Seaworld Finally Admits That 'Blackfish' Hurt Profits and Attendance
Finally, Seaworld admits that 'Blackfish' caused them some bother
Blackfish, the celebrated, award-winning documentary focussing on the captivity of Tilikum, an orca involved in the deaths of three individuals, and the consequences of keeping orcas in captivity, turned heads and raised awareness about the activities of businesses like Seaworld.
SeaWorld's stock has plummeted since Blackfish [Getty/Matt Stroshane]
But, despite the damning evidence via interviews and scientific reports featured in the documentary, Seaworld insisted that neither profits or attendances were damaged by the release of the documentary. In fact, CEO Jim Atchison said in March that they even benefited from the piece.
“As much as we’re asked that, we can see no noticeable impact on our business,” he said, calling assertions the company mistreats animals “a fundamental mischaracterization.” He added: “The movie in some ways has actually made perhaps more interest in marine mammal parks and actually even about us, so we’ve seen that reflected through certain visitor profiles and certain guest comments and things we get.”
But now, Seaworld have admitted, albeit indirectly, that the doc has in fact hurt them in a press release announcing their performance.
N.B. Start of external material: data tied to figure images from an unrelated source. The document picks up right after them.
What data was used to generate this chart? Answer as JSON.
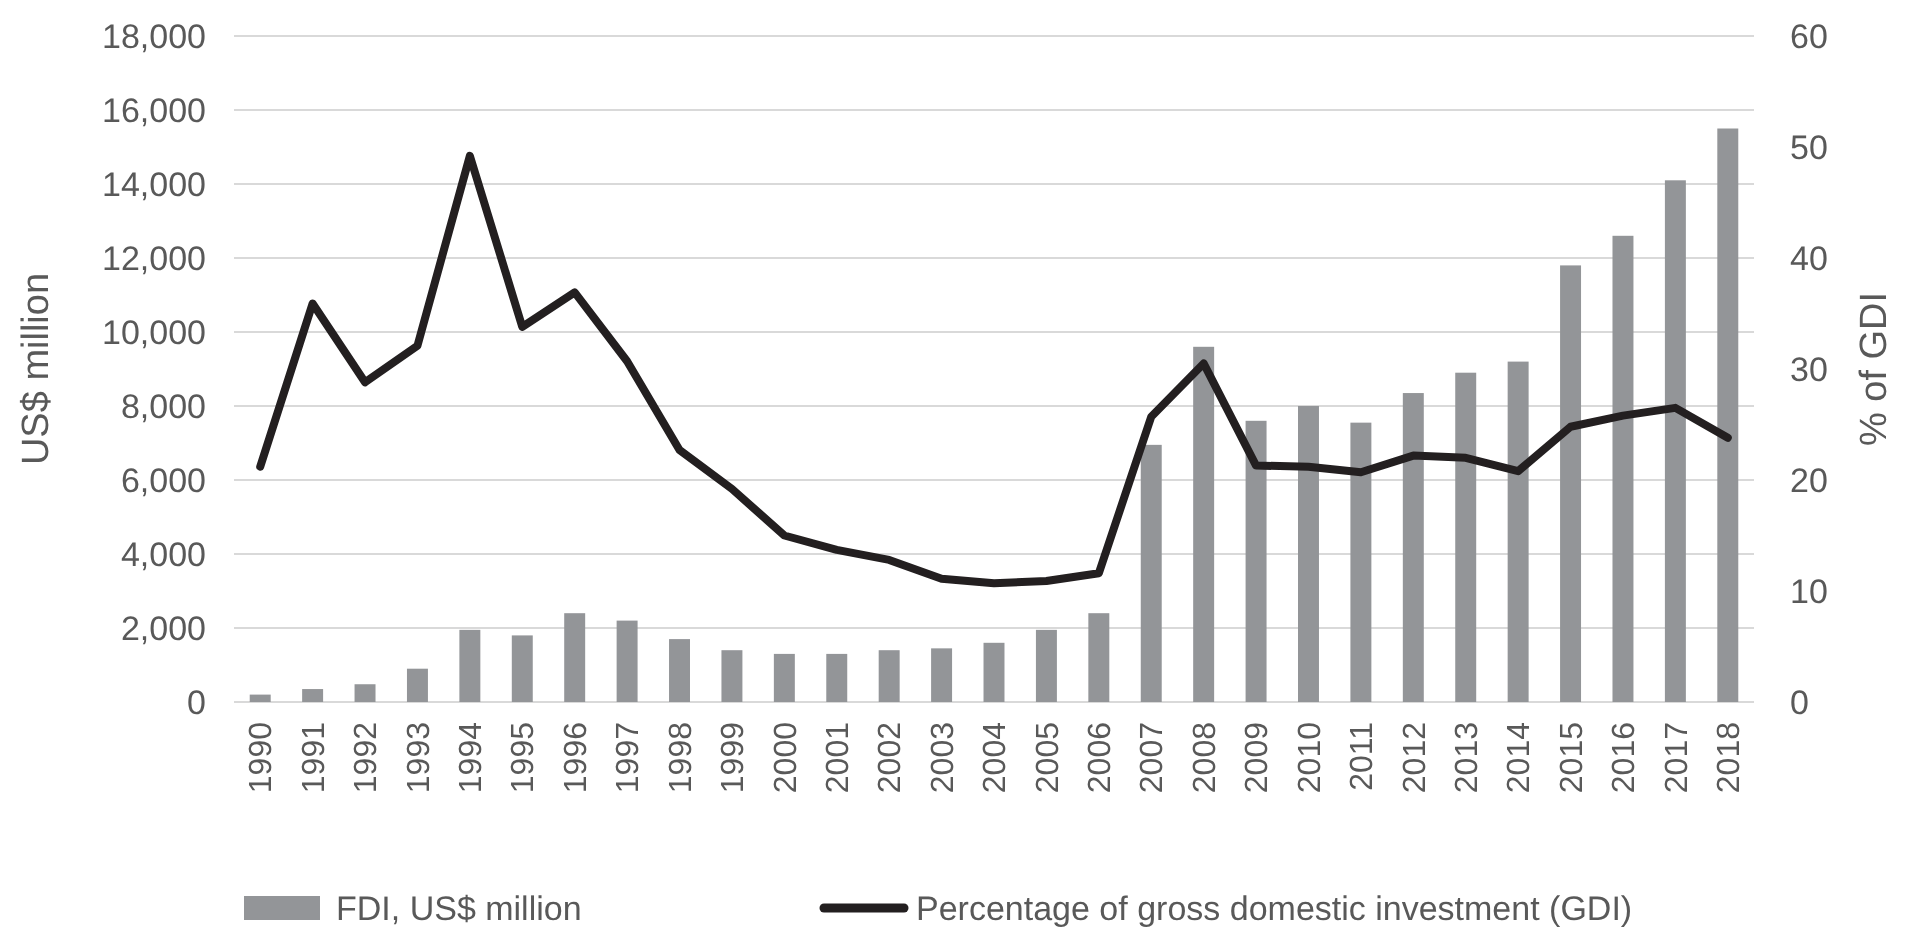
{
  "chart_data": {
    "type": "bar",
    "ylabel": "US$ million",
    "y2label": "% of GDI",
    "categories": [
      "1990",
      "1991",
      "1992",
      "1993",
      "1994",
      "1995",
      "1996",
      "1997",
      "1998",
      "1999",
      "2000",
      "2001",
      "2002",
      "2003",
      "2004",
      "2005",
      "2006",
      "2007",
      "2008",
      "2009",
      "2010",
      "2011",
      "2012",
      "2013",
      "2014",
      "2015",
      "2016",
      "2017",
      "2018"
    ],
    "series": [
      {
        "name": "FDI, US$ million",
        "color": "#939598",
        "values": [
          200,
          350,
          480,
          900,
          1950,
          1800,
          2400,
          2200,
          1700,
          1400,
          1300,
          1300,
          1400,
          1450,
          1600,
          1950,
          2400,
          6950,
          9600,
          7600,
          8000,
          7550,
          8350,
          8900,
          9200,
          11800,
          12600,
          14100,
          15500
        ]
      },
      {
        "name": "Percentage of gross domestic investment (GDI)",
        "type": "line",
        "axis": "y2",
        "color": "#231f20",
        "values": [
          21.2,
          35.9,
          28.8,
          32.1,
          49.2,
          33.8,
          36.9,
          30.7,
          22.7,
          19.2,
          15,
          13.7,
          12.8,
          11.1,
          10.7,
          10.9,
          11.6,
          25.7,
          30.5,
          21.3,
          21.2,
          20.7,
          22.2,
          22,
          20.8,
          24.8,
          25.8,
          26.5,
          23.8
        ]
      }
    ],
    "ylim": [
      0,
      18000
    ],
    "yticks": [
      {
        "value": 0,
        "label": "0"
      },
      {
        "value": 2000,
        "label": "2,000"
      },
      {
        "value": 4000,
        "label": "4,000"
      },
      {
        "value": 6000,
        "label": "6,000"
      },
      {
        "value": 8000,
        "label": "8,000"
      },
      {
        "value": 10000,
        "label": "10,000"
      },
      {
        "value": 12000,
        "label": "12,000"
      },
      {
        "value": 14000,
        "label": "14,000"
      },
      {
        "value": 16000,
        "label": "16,000"
      },
      {
        "value": 18000,
        "label": "18,000"
      }
    ],
    "y2lim": [
      0,
      60
    ],
    "y2ticks": [
      0,
      10,
      20,
      30,
      40,
      50,
      60
    ],
    "grid": "y",
    "legend": "bottom"
  }
}
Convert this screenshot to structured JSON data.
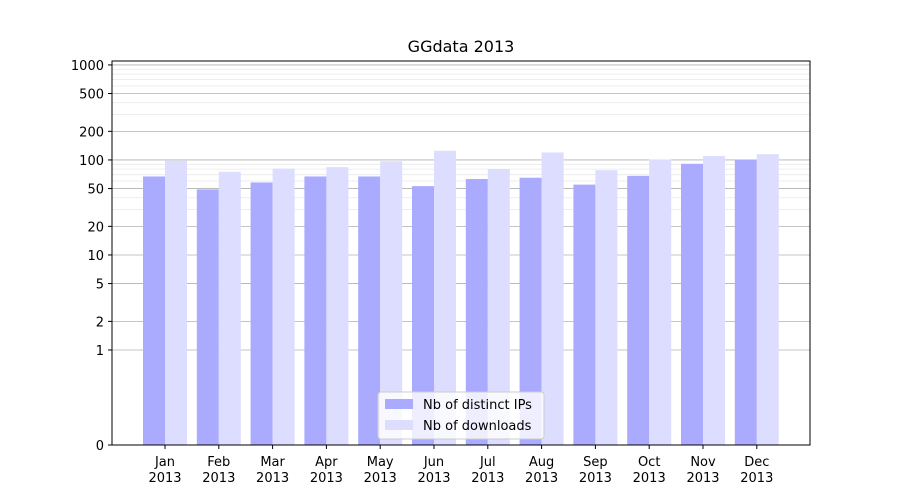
{
  "chart_data": {
    "type": "bar",
    "title": "GGdata 2013",
    "xlabel": "",
    "ylabel": "",
    "yscale": "symlog",
    "ylim": [
      0,
      1100
    ],
    "grid": "horizontal",
    "legend_position": "bottom-center",
    "categories": [
      {
        "month": "Jan",
        "year": "2013"
      },
      {
        "month": "Feb",
        "year": "2013"
      },
      {
        "month": "Mar",
        "year": "2013"
      },
      {
        "month": "Apr",
        "year": "2013"
      },
      {
        "month": "May",
        "year": "2013"
      },
      {
        "month": "Jun",
        "year": "2013"
      },
      {
        "month": "Jul",
        "year": "2013"
      },
      {
        "month": "Aug",
        "year": "2013"
      },
      {
        "month": "Sep",
        "year": "2013"
      },
      {
        "month": "Oct",
        "year": "2013"
      },
      {
        "month": "Nov",
        "year": "2013"
      },
      {
        "month": "Dec",
        "year": "2013"
      }
    ],
    "yticks": [
      {
        "value": 0,
        "label": "0"
      },
      {
        "value": 1,
        "label": "1"
      },
      {
        "value": 2,
        "label": "2"
      },
      {
        "value": 5,
        "label": "5"
      },
      {
        "value": 10,
        "label": "10"
      },
      {
        "value": 20,
        "label": "20"
      },
      {
        "value": 50,
        "label": "50"
      },
      {
        "value": 100,
        "label": "100"
      },
      {
        "value": 200,
        "label": "200"
      },
      {
        "value": 500,
        "label": "500"
      },
      {
        "value": 1000,
        "label": "1000"
      }
    ],
    "series": [
      {
        "name": "Nb of distinct IPs",
        "color": "#aaaaff",
        "values": [
          67,
          49,
          58,
          67,
          67,
          53,
          63,
          65,
          55,
          68,
          91,
          101
        ]
      },
      {
        "name": "Nb of downloads",
        "color": "#ddddff",
        "values": [
          98,
          75,
          81,
          84,
          97,
          125,
          80,
          120,
          78,
          101,
          110,
          115
        ]
      }
    ]
  }
}
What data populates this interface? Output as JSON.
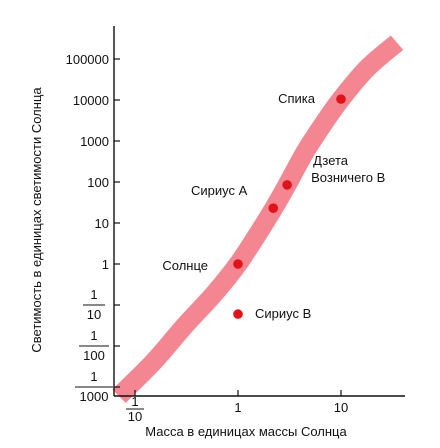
{
  "chart_data": {
    "type": "scatter",
    "title": "",
    "xlabel": "Масса в единицах массы Солнца",
    "ylabel": "Светимость в единицах светимости Солнца",
    "x_scale": "log",
    "y_scale": "log",
    "x_ticks": [
      {
        "value": 0.1,
        "num": "1",
        "den": "10"
      },
      {
        "value": 1,
        "label": "1"
      },
      {
        "value": 10,
        "label": "10"
      }
    ],
    "y_ticks": [
      {
        "value": 0.001,
        "num": "1",
        "den": "1000"
      },
      {
        "value": 0.01,
        "num": "1",
        "den": "100"
      },
      {
        "value": 0.1,
        "num": "1",
        "den": "10"
      },
      {
        "value": 1,
        "label": "1"
      },
      {
        "value": 10,
        "label": "10"
      },
      {
        "value": 100,
        "label": "100"
      },
      {
        "value": 1000,
        "label": "1000"
      },
      {
        "value": 10000,
        "label": "10000"
      },
      {
        "value": 100000,
        "label": "100000"
      }
    ],
    "points": [
      {
        "name": "Солнце",
        "x": 1,
        "y": 1
      },
      {
        "name": "Сириус А",
        "x": 2.2,
        "y": 23
      },
      {
        "name": "Дзета Возничего В",
        "x": 3,
        "y": 85
      },
      {
        "name": "Спика",
        "x": 10,
        "y": 10500
      },
      {
        "name": "Сириус В",
        "x": 1,
        "y": 0.06
      }
    ],
    "sequence_band": [
      {
        "x": 0.07,
        "y": 0.0006
      },
      {
        "x": 0.15,
        "y": 0.004
      },
      {
        "x": 0.3,
        "y": 0.03
      },
      {
        "x": 0.6,
        "y": 0.2
      },
      {
        "x": 1,
        "y": 1
      },
      {
        "x": 1.6,
        "y": 6
      },
      {
        "x": 2.2,
        "y": 22
      },
      {
        "x": 3,
        "y": 85
      },
      {
        "x": 4.5,
        "y": 550
      },
      {
        "x": 7,
        "y": 3000
      },
      {
        "x": 10,
        "y": 10500
      },
      {
        "x": 18,
        "y": 60000
      },
      {
        "x": 35,
        "y": 250000
      }
    ],
    "colors": {
      "point": "#e2121b",
      "band": "#f06b78"
    },
    "grid": false
  }
}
The company, whose stock is plummeting by more than 20% today, blamed people taking a rain check on their parks on "recent media attention surrounding proposed legislation in the state of California."
Expected revenues of $445m for the second quarter of the year were not met, only reaching $405m. “Until today’s report we were willing to . . . take SeaWorld’s word that there was no discernible impact,” said Tim Nollen of investment film Macquarie. “This report was notably worse than previous reports."
The film did have its critics, though. Orca trainers have come out fighting against the film, with former trainer Mark Simmons calling it a "crusade against SeaWorld and zoological care in general... engineered by a perfect marriage between sensational animal rights organizations and disgruntled ex-SeaWorld employees."